By Mareike Voigts, Echart Foertsch, and Vera Corry
The Namibian Organic Association is a member-based association that seeks to further organic agriculture across all sectors and for all Namibians.
Our association consists of farmers, consumers, and traders of organic goods.
We are deeply concerned about the aggressive push to mine uranium from the Stampriet Transboundary Aquifer System, a source of the finest quality drinking water for tens of thousands of Namibians and citizens of Botswana and South Africa.
This aquifer provides essential drinking water for hundreds of thousands of animals across large tracts of land. It irrigates crops that feed Namibians well beyond the southeastern parts of the country, where the aquifer is located.

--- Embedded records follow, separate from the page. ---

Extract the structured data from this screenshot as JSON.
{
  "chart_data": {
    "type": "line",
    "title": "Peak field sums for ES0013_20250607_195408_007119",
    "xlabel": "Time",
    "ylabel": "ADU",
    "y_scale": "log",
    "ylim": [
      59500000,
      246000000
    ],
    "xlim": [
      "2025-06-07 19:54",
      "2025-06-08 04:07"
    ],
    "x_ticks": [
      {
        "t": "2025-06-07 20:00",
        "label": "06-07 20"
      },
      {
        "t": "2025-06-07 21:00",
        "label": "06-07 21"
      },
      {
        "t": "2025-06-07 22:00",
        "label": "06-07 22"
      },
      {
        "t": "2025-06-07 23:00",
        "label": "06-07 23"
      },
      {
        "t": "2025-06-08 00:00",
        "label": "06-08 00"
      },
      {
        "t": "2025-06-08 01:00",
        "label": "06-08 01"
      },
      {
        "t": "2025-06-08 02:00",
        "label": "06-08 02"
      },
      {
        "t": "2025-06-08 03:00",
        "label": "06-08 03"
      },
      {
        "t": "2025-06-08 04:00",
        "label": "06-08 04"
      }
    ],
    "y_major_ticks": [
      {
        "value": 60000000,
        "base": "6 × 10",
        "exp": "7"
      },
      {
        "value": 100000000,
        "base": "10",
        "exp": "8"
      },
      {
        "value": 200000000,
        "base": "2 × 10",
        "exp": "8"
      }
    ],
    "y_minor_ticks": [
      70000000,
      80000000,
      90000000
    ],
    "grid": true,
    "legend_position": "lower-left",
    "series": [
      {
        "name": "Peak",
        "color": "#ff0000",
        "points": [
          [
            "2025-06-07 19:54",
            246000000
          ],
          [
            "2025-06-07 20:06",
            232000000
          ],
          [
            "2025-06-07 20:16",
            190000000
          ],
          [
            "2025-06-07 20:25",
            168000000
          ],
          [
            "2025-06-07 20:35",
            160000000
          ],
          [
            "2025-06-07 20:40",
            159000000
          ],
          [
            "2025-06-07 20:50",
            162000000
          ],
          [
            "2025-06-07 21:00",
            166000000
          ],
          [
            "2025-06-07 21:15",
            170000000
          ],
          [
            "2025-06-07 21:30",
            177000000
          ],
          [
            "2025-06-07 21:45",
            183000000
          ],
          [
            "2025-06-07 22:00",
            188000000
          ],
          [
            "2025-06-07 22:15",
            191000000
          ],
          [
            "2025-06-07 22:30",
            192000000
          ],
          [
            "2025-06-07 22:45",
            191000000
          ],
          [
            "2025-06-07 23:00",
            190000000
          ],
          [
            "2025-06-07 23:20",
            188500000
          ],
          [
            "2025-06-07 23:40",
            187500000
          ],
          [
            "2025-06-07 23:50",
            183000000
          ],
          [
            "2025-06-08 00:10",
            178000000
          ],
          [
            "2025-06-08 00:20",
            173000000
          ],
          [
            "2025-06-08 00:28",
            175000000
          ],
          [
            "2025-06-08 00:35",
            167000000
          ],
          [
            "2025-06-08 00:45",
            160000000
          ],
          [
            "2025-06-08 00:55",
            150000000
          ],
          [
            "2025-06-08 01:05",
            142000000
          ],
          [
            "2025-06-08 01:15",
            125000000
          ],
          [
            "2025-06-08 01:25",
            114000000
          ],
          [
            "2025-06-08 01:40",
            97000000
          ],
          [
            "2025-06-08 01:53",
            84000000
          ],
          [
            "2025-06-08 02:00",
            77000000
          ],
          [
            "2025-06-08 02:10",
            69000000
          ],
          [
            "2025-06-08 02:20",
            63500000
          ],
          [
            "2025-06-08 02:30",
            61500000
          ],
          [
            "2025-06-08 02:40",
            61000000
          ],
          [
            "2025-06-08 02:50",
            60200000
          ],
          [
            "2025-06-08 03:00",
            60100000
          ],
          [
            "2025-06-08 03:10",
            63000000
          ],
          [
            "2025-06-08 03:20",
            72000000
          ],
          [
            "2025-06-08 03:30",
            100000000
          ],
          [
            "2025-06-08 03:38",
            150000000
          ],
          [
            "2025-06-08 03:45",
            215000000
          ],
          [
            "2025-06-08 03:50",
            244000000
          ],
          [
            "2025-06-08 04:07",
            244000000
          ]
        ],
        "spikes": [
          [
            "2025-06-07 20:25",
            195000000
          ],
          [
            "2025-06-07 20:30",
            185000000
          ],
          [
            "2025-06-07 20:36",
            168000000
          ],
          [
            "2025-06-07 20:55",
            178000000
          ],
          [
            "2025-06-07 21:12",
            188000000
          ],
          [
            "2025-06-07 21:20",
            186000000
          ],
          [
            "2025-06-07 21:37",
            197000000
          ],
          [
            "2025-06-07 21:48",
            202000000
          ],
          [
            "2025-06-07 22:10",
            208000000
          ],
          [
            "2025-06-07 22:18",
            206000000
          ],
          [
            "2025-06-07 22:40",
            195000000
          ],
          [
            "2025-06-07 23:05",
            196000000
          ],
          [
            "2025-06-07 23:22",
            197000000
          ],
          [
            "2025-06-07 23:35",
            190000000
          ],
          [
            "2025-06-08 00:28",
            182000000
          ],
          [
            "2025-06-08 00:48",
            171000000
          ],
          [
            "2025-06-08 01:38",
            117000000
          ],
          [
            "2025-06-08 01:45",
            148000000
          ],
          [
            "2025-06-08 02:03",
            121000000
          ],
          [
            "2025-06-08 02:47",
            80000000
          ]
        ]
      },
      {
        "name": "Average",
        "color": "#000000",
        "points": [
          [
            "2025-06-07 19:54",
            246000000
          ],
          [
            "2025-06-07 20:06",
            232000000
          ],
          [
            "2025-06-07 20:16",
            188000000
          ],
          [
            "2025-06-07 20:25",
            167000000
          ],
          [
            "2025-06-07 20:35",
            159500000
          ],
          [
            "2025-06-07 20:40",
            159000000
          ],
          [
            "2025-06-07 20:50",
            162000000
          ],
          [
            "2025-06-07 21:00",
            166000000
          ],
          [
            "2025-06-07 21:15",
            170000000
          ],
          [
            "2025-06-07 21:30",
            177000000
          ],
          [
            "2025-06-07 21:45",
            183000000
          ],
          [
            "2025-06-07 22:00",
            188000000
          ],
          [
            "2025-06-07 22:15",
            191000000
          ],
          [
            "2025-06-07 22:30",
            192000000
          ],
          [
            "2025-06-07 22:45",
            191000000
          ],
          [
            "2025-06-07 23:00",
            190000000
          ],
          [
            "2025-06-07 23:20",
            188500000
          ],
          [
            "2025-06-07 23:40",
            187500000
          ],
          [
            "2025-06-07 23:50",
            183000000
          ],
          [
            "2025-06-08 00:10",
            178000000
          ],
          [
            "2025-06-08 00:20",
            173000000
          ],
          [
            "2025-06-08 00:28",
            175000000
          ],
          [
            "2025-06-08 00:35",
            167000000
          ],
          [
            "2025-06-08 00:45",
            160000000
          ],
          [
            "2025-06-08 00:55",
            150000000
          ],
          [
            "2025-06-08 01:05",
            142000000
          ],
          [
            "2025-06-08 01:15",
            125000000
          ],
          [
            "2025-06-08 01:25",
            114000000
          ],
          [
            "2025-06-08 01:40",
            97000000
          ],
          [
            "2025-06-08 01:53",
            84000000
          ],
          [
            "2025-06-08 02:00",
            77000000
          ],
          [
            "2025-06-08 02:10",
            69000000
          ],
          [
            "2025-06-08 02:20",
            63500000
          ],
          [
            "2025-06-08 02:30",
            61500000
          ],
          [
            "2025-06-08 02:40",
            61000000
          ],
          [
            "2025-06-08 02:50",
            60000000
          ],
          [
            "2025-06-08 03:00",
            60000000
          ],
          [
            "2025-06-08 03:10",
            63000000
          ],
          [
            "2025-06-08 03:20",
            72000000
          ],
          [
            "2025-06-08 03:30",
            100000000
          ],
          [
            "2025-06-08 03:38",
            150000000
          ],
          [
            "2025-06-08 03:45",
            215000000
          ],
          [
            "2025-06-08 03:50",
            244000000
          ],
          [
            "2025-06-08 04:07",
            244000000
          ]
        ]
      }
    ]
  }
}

We are aware of the efforts of Headsprings Investments, a subsidiary of the Russian company Rosatom, and others to turn promising exploration results into uranium mines employing the so-called in-situ leaching process, where sulphuric acid dissolves uranium and other heavy metals from the ore body located within the Stampriet Transboundary Aquifer System.
While the uranium is removed, other heavy metals stay suspended for extended periods, thus contaminating the water body for years. Dissolved heavy metals in water cannot be seen, tasted, or smelled. Yet toxic heavy metals are known to cause harm to health, including cancer and even death.
In November 2002, the Namibian Committee on Economic, Social, and Cultural Rights adopted General Comment No. 15 on water rights. Article 1.1 states, “The human right to water is indispensable for leading a life in human dignity. It is a prerequisite for realising other human rights.”
Comment No. 15 also defined the right to water as everyone’s right to sufficient, safe, acceptable, physically accessible, and affordable water for personal and domestic uses.
The UN General Assembly and the Human Rights Council also recognised the human right to safe drinking water as part of binding international law in 2010. (UN, 2010)
Any risk of contaminating drinking water is irresponsible and not acceptable.
Thus, we call on the Namibian government and its institutions to enact a permanent moratorium on all activities that consider or promote uranium mining within the greater area served by the Stampriet Transboundary Aquifer System.
We further call on all Namibian citizens to join the growing movement to stop exploration and mining for uranium within the Stampriet Transboundary Aquifer System by signing the petition and form of the Stampriet Aquifer Uranium Mining Association (SAUMA) as posted on their website, www.saumanamibia.org.
Our actions today will be judged by the generations of tomorrow on behalf of all members and supporters of the Namibian Organic Association.